To Fursphere,
In applications that do not support Quad-Core architecture or performing operations using multicores, the Intel chips are superior in benchmarks due to their OUTDATED technology. Using older architecture to support older programs with faster clock speeds leads to greater compatibility. What AMD did was advance to the next level rather than trying to take baby steps up the stairs. The Phenom + Next-Gen games like Crysis is instant proof. Crysis was designed with a true Quad-Core in mind running with a high end graphics card, everything from weather, to landscape, AI, and physics runs smoother and more accurately because all the paths can be used actively and at the same time rather than using a Queue system to determine important in the Intel Processor intersection. While, even I was tempted to go the Intel Quad route permenantly, I noticed similiar performance using a 6000+ AMD in Current-Gen games (WoW, AoEIII, Far Cry) but I held out due to its lack of innovation in chipset design. In addition, you need to look at the whole picture of the AMD 7 Series Platform.

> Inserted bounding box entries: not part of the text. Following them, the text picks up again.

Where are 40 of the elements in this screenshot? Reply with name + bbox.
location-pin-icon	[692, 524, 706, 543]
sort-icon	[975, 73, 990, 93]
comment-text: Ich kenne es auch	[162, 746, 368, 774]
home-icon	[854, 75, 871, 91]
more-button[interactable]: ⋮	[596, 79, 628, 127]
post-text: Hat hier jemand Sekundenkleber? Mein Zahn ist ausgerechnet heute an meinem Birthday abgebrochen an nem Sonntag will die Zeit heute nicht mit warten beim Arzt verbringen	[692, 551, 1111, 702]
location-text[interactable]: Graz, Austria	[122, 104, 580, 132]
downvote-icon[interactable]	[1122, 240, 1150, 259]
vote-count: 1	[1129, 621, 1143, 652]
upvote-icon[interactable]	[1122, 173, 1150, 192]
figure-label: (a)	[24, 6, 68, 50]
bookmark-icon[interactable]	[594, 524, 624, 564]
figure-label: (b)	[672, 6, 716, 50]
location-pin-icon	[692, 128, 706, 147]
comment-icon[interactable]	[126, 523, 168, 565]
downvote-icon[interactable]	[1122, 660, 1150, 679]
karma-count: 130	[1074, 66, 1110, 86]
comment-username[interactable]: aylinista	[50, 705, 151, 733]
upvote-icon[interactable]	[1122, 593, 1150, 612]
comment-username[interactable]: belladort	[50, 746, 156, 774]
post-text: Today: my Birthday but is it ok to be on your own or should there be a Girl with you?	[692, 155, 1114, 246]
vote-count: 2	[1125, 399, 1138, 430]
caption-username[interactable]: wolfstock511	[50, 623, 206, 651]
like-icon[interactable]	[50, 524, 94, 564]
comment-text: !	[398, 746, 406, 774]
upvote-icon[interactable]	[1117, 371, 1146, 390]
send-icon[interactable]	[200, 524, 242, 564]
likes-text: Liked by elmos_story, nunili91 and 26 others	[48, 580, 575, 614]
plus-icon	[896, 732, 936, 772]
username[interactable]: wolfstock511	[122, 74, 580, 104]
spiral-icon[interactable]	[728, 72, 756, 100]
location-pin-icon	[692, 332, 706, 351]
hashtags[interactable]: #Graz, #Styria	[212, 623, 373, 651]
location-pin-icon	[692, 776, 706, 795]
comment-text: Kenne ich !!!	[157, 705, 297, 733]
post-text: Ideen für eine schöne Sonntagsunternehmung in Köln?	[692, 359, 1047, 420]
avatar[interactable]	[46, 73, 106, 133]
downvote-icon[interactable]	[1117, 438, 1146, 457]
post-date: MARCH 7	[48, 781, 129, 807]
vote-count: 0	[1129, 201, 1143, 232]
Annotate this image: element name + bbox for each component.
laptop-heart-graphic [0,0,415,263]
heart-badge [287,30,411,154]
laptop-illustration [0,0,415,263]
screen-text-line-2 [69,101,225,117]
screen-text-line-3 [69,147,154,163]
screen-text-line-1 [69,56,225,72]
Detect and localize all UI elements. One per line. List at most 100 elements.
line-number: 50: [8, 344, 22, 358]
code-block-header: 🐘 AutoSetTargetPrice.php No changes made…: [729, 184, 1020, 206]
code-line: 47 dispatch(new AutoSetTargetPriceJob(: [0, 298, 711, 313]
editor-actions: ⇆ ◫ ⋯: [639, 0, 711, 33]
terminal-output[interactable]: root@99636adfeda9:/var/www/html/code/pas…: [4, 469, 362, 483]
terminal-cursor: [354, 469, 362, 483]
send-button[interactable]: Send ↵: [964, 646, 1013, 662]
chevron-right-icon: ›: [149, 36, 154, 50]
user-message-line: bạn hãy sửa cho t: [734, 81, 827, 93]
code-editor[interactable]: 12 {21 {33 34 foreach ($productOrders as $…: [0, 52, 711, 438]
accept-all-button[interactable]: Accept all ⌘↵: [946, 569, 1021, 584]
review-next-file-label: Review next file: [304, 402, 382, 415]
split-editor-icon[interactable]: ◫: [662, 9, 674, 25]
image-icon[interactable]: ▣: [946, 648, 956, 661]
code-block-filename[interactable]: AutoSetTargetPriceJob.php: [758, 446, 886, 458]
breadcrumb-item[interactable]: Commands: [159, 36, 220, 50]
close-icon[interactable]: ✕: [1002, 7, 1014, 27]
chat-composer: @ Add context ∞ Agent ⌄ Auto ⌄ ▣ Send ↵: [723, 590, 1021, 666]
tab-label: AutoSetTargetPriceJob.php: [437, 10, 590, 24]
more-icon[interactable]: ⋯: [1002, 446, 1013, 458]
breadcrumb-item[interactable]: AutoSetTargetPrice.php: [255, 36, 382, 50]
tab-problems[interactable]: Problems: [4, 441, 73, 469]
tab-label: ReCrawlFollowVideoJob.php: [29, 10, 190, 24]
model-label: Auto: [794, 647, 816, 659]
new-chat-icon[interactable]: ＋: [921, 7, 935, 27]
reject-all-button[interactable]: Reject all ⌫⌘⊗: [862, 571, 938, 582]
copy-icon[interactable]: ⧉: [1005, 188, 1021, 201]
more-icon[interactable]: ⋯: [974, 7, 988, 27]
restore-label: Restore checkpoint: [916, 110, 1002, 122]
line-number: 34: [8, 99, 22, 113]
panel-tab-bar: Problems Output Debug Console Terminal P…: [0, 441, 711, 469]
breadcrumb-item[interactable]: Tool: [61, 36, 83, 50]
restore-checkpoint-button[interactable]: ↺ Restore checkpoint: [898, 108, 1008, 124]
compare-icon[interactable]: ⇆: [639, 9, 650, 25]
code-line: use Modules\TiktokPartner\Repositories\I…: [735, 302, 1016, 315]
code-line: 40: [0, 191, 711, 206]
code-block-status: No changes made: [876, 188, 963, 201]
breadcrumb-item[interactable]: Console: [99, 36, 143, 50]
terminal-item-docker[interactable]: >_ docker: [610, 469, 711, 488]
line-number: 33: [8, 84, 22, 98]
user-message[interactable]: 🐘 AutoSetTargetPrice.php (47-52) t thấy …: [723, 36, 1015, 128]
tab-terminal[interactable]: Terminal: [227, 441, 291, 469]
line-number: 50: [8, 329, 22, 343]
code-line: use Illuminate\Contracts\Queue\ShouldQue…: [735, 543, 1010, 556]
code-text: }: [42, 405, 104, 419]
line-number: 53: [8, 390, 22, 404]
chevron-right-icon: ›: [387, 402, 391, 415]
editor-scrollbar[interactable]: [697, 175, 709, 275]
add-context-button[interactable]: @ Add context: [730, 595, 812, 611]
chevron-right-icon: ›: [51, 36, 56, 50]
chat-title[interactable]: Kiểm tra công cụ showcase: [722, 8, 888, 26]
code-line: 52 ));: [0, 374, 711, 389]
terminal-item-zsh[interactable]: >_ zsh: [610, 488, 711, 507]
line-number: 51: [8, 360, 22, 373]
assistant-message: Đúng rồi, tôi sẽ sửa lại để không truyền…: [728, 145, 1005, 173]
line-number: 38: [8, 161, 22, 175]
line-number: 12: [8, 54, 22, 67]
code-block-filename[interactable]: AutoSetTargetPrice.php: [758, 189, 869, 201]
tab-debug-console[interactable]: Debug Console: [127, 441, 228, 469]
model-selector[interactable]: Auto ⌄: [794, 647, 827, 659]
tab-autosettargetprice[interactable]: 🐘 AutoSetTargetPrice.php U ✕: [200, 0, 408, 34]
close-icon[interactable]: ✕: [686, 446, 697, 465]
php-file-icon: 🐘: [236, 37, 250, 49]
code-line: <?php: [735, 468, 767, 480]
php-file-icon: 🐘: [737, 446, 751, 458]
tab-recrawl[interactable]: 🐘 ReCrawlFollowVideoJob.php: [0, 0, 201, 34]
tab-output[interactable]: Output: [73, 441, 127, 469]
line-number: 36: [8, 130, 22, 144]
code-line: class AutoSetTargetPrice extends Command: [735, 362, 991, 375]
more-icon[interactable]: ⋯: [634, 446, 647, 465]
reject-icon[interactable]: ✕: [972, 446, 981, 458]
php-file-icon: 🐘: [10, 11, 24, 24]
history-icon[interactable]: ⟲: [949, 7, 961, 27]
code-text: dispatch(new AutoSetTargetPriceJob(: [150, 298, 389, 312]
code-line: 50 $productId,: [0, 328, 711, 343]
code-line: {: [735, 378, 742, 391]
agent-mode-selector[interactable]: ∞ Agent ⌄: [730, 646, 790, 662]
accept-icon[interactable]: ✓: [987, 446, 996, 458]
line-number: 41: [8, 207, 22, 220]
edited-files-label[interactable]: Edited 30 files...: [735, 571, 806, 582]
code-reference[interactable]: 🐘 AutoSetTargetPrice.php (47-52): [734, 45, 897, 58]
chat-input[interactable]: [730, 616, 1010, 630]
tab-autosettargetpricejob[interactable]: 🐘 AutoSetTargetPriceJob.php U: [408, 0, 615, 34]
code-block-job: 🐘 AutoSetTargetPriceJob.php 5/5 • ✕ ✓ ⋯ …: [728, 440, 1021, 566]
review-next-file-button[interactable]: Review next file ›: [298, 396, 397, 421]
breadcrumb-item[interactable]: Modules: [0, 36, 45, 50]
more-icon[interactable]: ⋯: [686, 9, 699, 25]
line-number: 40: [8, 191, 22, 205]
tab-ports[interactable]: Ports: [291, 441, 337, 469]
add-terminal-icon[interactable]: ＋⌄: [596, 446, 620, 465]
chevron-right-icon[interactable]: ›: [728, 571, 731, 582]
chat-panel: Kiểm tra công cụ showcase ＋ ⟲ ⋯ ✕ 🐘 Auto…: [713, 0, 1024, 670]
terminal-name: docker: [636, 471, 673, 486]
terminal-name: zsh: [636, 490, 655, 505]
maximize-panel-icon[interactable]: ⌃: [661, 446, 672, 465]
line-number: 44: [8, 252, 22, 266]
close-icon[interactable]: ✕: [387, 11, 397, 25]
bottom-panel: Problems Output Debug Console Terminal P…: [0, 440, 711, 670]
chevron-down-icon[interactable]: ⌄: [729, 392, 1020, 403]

http://www.amd.com/us-en/0,,3715_15337,00.html
Motherboard, CPU integration and updates that don't need to occur at the same time, but when you finally do, the performance is night and day, while with Intel you are FORCED to get another motherboard that doesn't provide the same performance increase. I'll take my ability to string the 4 video cards together with each being able to use a processor on the quad-core independently over having to share time to do tasks.
Its not that I'm just an AMD fanboy, (I've owned pretty much a processor from EVERY release that occurs the past 10 years to include testing server processors) its just I'm tired of Intel not reaching for new innovation and I'd rather cheerlead for a company willing to taking computers to the next level.